Does vaping give you saggy skin? Based on the current research:

– Vaping may cause temporary mild skin dehydration, especially with frequent heavy use over many years. Staying well hydrated can counteract this.

– Studies suggest the propylene glycol and flavors in vape juice could potentially impact collagen production and inflammation after years of frequent vaping. But the effects appear much less severe than smoking.

– There’s little evidence vaping significantly disrupts hormone levels enough to accelerate sagging. But more research is needed.

– Overall, any skin aging effects from vaping appear minimal for most users. Proper skin care and healthy lifestyle choices can further minimize risks.

In summary, vaping is unlikely to cause severe loss of skin elasticity or premature sagging for most people who use e-cigarettes in moderation. But more research on the long-term dermatological effects of vaping is still needed. See a doctor if concerned about sudden skin changes.


[1] Yin L, Morita A, Tsuji T. Skin aging induced by ultraviolet exposure and tobacco smoking: evidence from epidemiological and molecular studies. _Photodermatol Photoimmunol Photomed._ 2001;17(4):178-183.

[2] Mureau MAM, Hoekstra M, IJzerman AP, Wildevuur CRH. Acute effects of Electronic vaping aerosol exposure on vascular and respiratory function in healthy adults. _Toxicol Lett._ 2020;335:76-85.
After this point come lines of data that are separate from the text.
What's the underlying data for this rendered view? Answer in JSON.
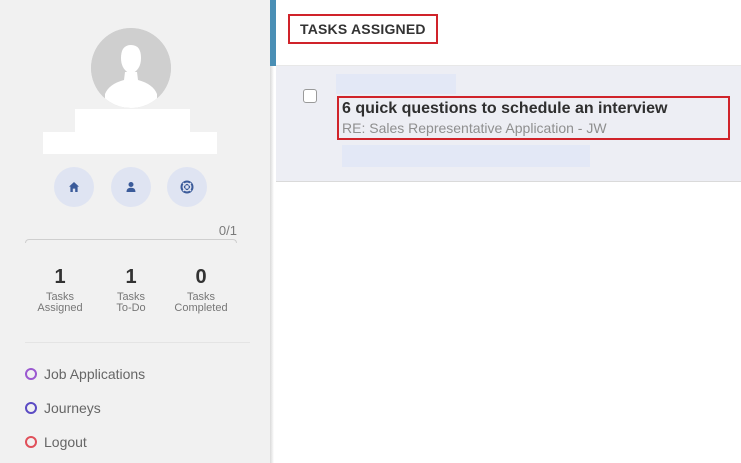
{
  "sidebar": {
    "progress": {
      "text": "0/1",
      "completed": 0,
      "total": 1
    },
    "icons": [
      "home-icon",
      "user-icon",
      "lifebuoy-icon"
    ],
    "stats": [
      {
        "value": "1",
        "label_line1": "Tasks",
        "label_line2": "Assigned"
      },
      {
        "value": "1",
        "label_line1": "Tasks",
        "label_line2": "To-Do"
      },
      {
        "value": "0",
        "label_line1": "Tasks",
        "label_line2": "Completed"
      }
    ],
    "nav": [
      {
        "label": "Job Applications",
        "color": "#9b59d0"
      },
      {
        "label": "Journeys",
        "color": "#5b4bc4"
      },
      {
        "label": "Logout",
        "color": "#e0505a"
      }
    ]
  },
  "main": {
    "header_title": "TASKS ASSIGNED",
    "tasks": [
      {
        "title": "6 quick questions to schedule an interview",
        "subtitle": "RE: Sales Representative Application - JW",
        "checked": false
      }
    ]
  },
  "colors": {
    "accent": "#4a8fb5",
    "highlight_border": "#d0232a",
    "icon_bg": "#dfe4f2",
    "icon_fg": "#3b5b9a"
  }
}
[3] Lahmann C, Bergemann J, Harrison G, Young AR. Matrix metalloproteinase-1 and skin ageing in smokers. _Lancet._ 2001;357(9260):935-936.
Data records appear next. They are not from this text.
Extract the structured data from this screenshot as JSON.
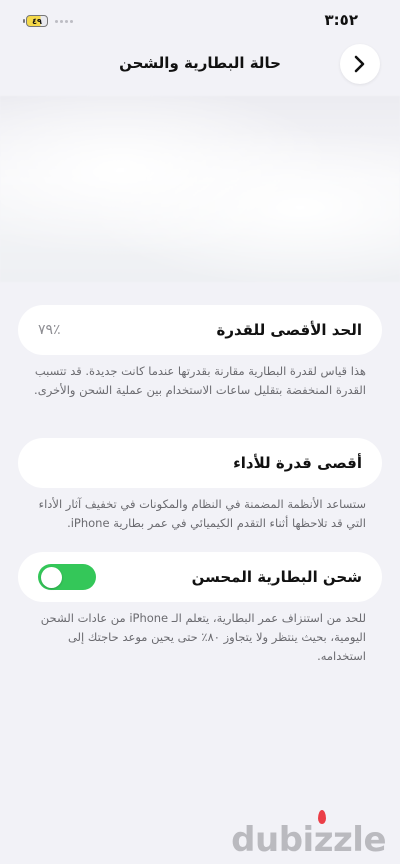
{
  "status_bar": {
    "time": "٣:٥٢",
    "battery_level": "٤٩"
  },
  "nav": {
    "title": "حالة البطارية والشحن"
  },
  "max_capacity": {
    "label": "الحد الأقصى للقدرة",
    "value": "٧٩٪",
    "description": "هذا قياس لقدرة البطارية مقارنة بقدرتها عندما كانت جديدة. قد تتسبب القدرة المنخفضة بتقليل ساعات الاستخدام بين عملية الشحن والأخرى."
  },
  "peak_performance": {
    "label": "أقصى قدرة للأداء",
    "description": "ستساعد الأنظمة المضمنة في النظام والمكونات في تخفيف آثار الأداء التي قد تلاحظها أثناء التقدم الكيميائي في عمر بطارية iPhone."
  },
  "optimized_charging": {
    "label": "شحن البطارية المحسن",
    "enabled": true,
    "description": "للحد من استنزاف عمر البطارية، يتعلم الـ iPhone من عادات الشحن اليومية، بحيث ينتظر ولا يتجاوز ٨٠٪ حتى يحين موعد حاجتك إلى استخدامه."
  },
  "colors": {
    "toggle_on": "#34c759",
    "background": "#f2f2f7"
  },
  "watermark": {
    "text": "dubizzle"
  }
}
[4] Doshi DN, Hanneman KK, Cooper KD. Smoking and skin aging in identical twins. _Arch Dermatol._ 2007;143(12):1543-1546.

[5] Chaumont M, Bernard A, Pochet S, et al. E-cigarette vapor induces an apoptotic response in human gingival epithelial cells through the caspase pathway. _J Cell Physiol._ 2018;234(3):2373-2385.
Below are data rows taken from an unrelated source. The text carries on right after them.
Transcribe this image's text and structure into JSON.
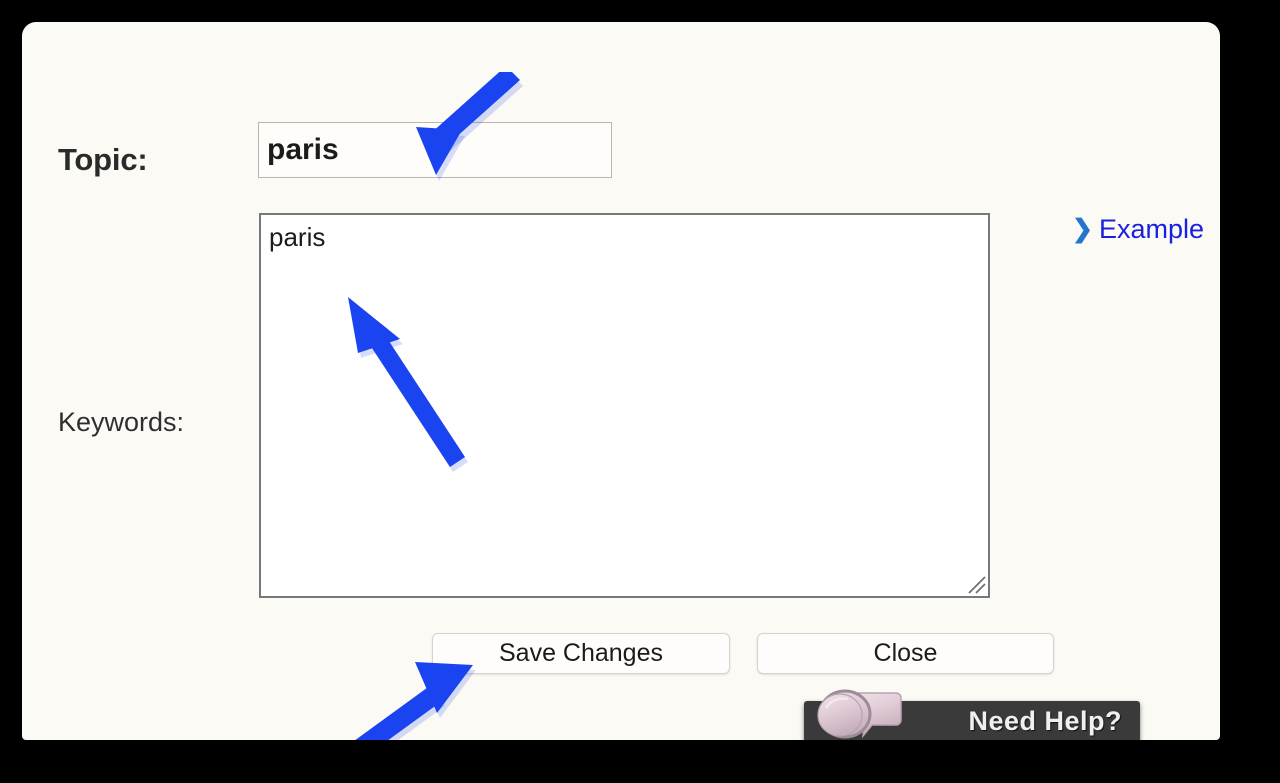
{
  "page": {
    "background_color": "#fcfaf5",
    "frame_color": "#000000"
  },
  "form": {
    "topic": {
      "label": "Topic:",
      "value": "paris",
      "placeholder": ""
    },
    "keywords": {
      "label": "Keywords:",
      "value": "paris",
      "placeholder": ""
    }
  },
  "example_link": {
    "chevron_icon": "chevron-right-icon",
    "chevron_glyph": "❯",
    "label": "Example",
    "text_color": "#1920e0",
    "chevron_color": "#2277cc"
  },
  "buttons": {
    "save_label": "Save Changes",
    "close_label": "Close"
  },
  "help_widget": {
    "label": "Need Help?",
    "icon": "chat-bubbles-icon",
    "background_color": "#3a3a3a",
    "text_color": "#f2eff0"
  },
  "annotations": {
    "arrow_color": "#1a44ef",
    "arrows": [
      {
        "name": "arrow-to-topic-input",
        "points_to": "topic-input",
        "direction": "down-left"
      },
      {
        "name": "arrow-to-keywords-textarea",
        "points_to": "keywords-textarea",
        "direction": "up-left"
      },
      {
        "name": "arrow-to-save-button",
        "points_to": "save-changes-button",
        "direction": "up-right"
      }
    ]
  }
}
[6] Yageta Y, Ishii Y, Morishima Y, et al. Role of the aryl hydrocarbon receptor pathway in cigarette smoke-induced premature skin aging. _J Dermatol Sci._ 2014;76(3):169-175.

[7] Lerner CA, Sundar IK, Watson RM, et al. Environmental health hazards of e-cigarettes and their components: Oxidants and copper in e-cigarette aerosols. _Environ Pollut._ 2015;198:100-107.

[8] Sancilio S, Gallorini M, Cataldi A, di Giacomo V. Cytotoxicity and apoptosis induction by e-cigarette fluids in human gingival fibroblasts. _Clin Oral Investig._ 2019;23(7):2605-2614.

[9] Baron JA, La Vecchia C, Levi F. The antiestrogenic effect of cigarette smoking in women. _Am J Obstet Gynecol._ 1990;162(2):502-514.

[10] Bahl V, Lin S, Xu N, Davis B, Wang YH, Talbot P. Comparison of electronic cigarette refill fluid cytotoxicity using embryonic and adult models. _Reprod Toxicol._ 2012;34(4):529-537.